Well for diehard musical fans such as myself, the title of the post should give away what work is featured. Franz Schubert's String Quartet in D minor, D.810 "Death and the Maiden is a revolutionary work written in 1824, around the time the composer became aware of his failing health. A common theme among composers. The quartet gains its famous name from the second movement, which features adapted material taken from the piano accompaniment to Schubert's 1817 lied of the same title.

For Schubert it was a fatal blow to his health that grew to form the great work and the course his life would follow. Two years before the quartet was written, Schubert contracted syphilis and spent most of the following year confined and weakened by debilitating treatments. Through the course of his treatment, his career stalled and his income had ceased. Even when he emerged victorious from the first two phases of the illness, he faced the constant terror of not knowing how long the incurable disease would remain dormant before resuming its final and fatal course.

1. Allegro

Part 1

Part 2


For the fourteenth quartet, Schubert reached back deep into his mind and emerged with a rather chilling and concise connection. It was a song he had written in his teens to an eight line poem, "The Death and the Maiden," by Matthius Claudius, in which a girl begs to be let alone by death, who soothes her with a promise of friendship and gentle sleep. The melody and accompaniment to this poem, aside from one brief frightened outburst, is an unremitting rhythm of a half and two quarter notes. Together it forms a shrouding feeling of grimness and the inevitability of a doom that the naive girl barely suspects.
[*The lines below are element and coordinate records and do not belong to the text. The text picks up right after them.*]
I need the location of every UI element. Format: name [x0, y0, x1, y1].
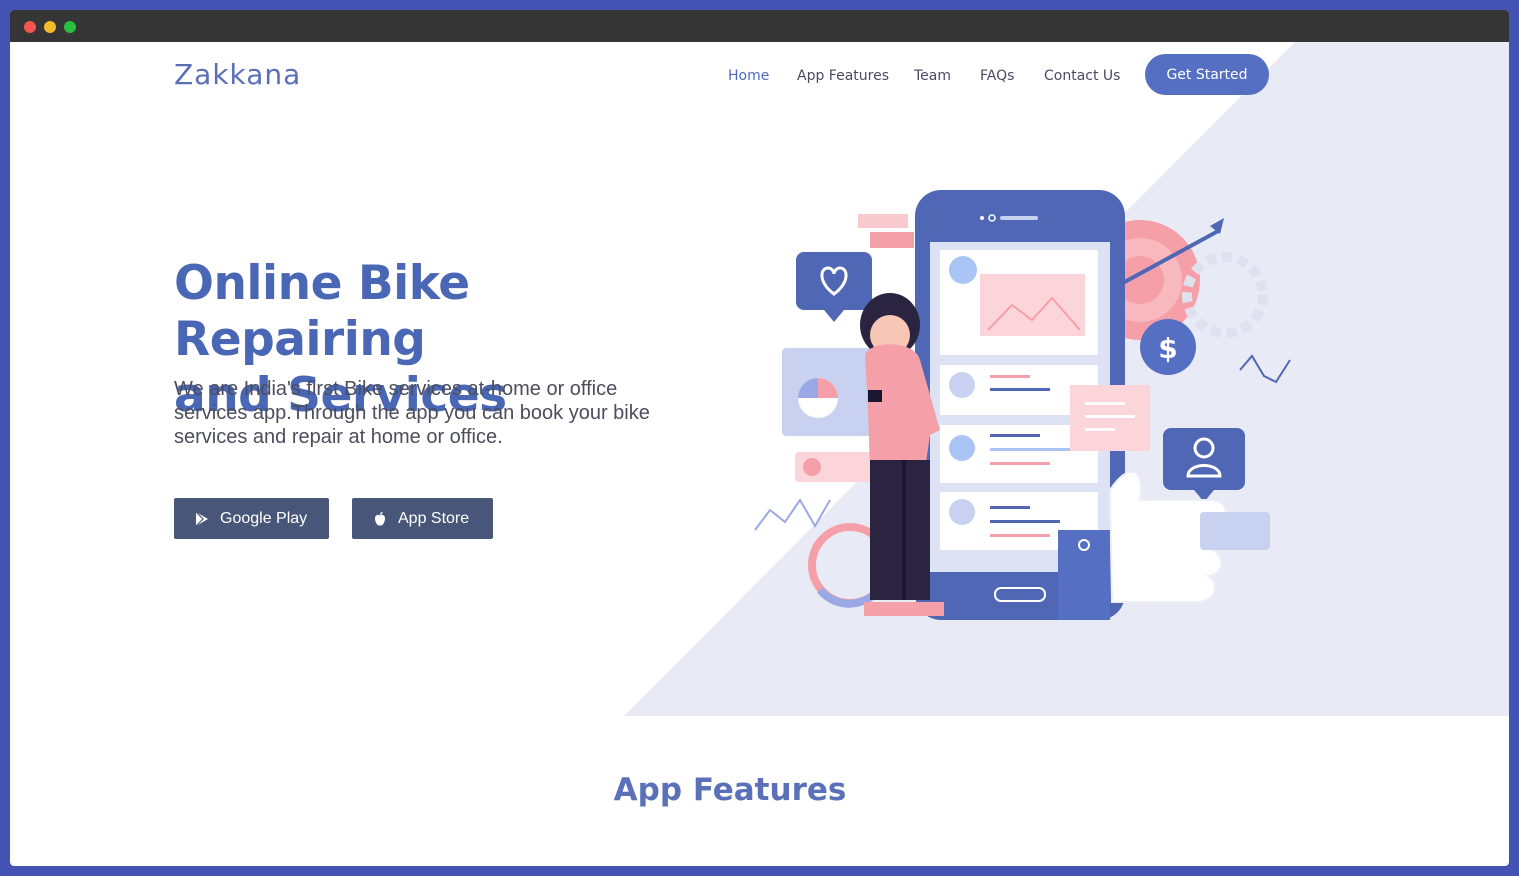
gear-icon — [1182, 252, 1268, 338]
get-started-button[interactable]: Get Started — [1145, 54, 1269, 95]
apple-icon — [375, 511, 385, 526]
dollar-badge: $ — [1140, 319, 1196, 375]
hero-subtitle-line-1: We are India's first Bike services at-ho… — [174, 378, 618, 400]
hero-subtitle-line-3: services and repair at home or office. — [174, 426, 503, 448]
user-bubble — [1163, 428, 1245, 502]
browser-window: Zakkana Home App Features Team FAQs Cont… — [10, 10, 1509, 866]
maximize-window-dot[interactable] — [64, 21, 76, 33]
nav-home[interactable]: Home — [728, 68, 769, 84]
hero-subtitle-line-2: services app.Through the app you can boo… — [174, 402, 650, 424]
nav-app-features[interactable]: App Features — [797, 68, 889, 84]
app-store-button[interactable]: App Store — [352, 498, 493, 539]
app-features-section-title: App Features — [613, 772, 847, 808]
hero-illustration: $ — [754, 190, 1291, 620]
hero-subtitle: We are India's first Bike services at-ho… — [174, 377, 694, 449]
app-store-label: App Store — [398, 509, 470, 527]
nav-team[interactable]: Team — [914, 68, 951, 84]
brand-logo[interactable]: Zakkana — [174, 58, 301, 91]
heart-bubble — [796, 252, 872, 322]
nav-faqs[interactable]: FAQs — [980, 68, 1014, 84]
google-play-label: Google Play — [220, 509, 308, 527]
close-window-dot[interactable] — [24, 21, 36, 33]
hero-title-line-1: Online Bike Repairing — [174, 256, 470, 367]
window-titlebar — [10, 10, 1509, 42]
nav-contact-us[interactable]: Contact Us — [1044, 68, 1120, 84]
google-play-button[interactable]: Google Play — [174, 498, 329, 539]
dollar-icon: $ — [1158, 332, 1177, 365]
minimize-window-dot[interactable] — [44, 21, 56, 33]
google-play-icon — [195, 511, 208, 526]
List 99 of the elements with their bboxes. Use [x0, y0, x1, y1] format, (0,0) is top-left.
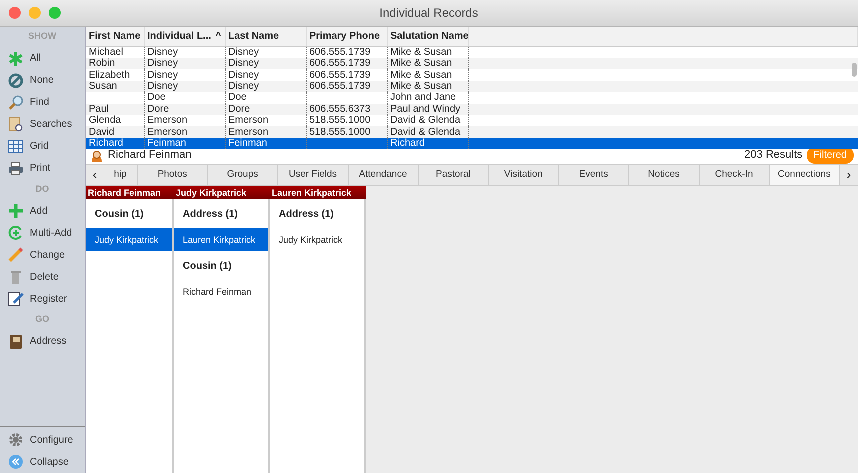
address-book-icon — [8, 334, 24, 350]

One could argue that the quartet was written around the second movement. The movement itself is a set of variations on the song that follows and expands upon its narrative. After stating the austere theme, violin filigrees invoke the maiden, then the texture thickens, darkens and becomes more urgent as death nears before emerging into the promised peacefulness. For the final variation, the minor dirge returns, builds to a strong climax of triumph and then subsides into a whisper as death moves on to patiently lie in wait to lure his next innocent victim.

2. Andante con moto

Part 1

Part 2


The remainder of the quartet provides a fine prologue and aftermath for the central drama of focus. Schubert establishes mood through persistent minor tonality, tense rhythms, bold harmonic progressions and stormy emotion. Perhaps the most famous storm of all is the unforgettable opening, a great, riveting moment that puts it among the finest in all the quartet literature. It is a story that is propelled to our hearts so efficiently, an assertive unison figure of a dotted half note, descending triplet eights, a quarter note and a 3-beat rest is repeated, "becomes perplexed and then mellows into feminine grace before rebounding with an insinuating fury that traps the tenderness within its grasp," (Peter Gutmann). The third movement is a grotesque dance of death, sharp and offbeat with a gruff sort of allure. "Death slowly creeps beyond the sight, but not without gracing the touch and sound."

3. Scherzo: Allegro molto


The finale is all coiled tension and bundled energy, culminating in a vertiginous acceleration to a breathless conclusion – "we all know that the destiny of humanity ultimately is to lose the battle against mortality, but Schubert urges us (and himself, of course) to resist."

4. Presto


The videos feature one of my favorite performing groups, the Alban Berg Quartet, which I sadly learned writing this post that the group has decided to disband in July of this year following an illustrious course of achievement and a great reputation for their recordings and superb performances. Through 37 years, Valentine Erben (cello) and Gunter Pichler (1st violin) are still original members since the groups spawn in 1971.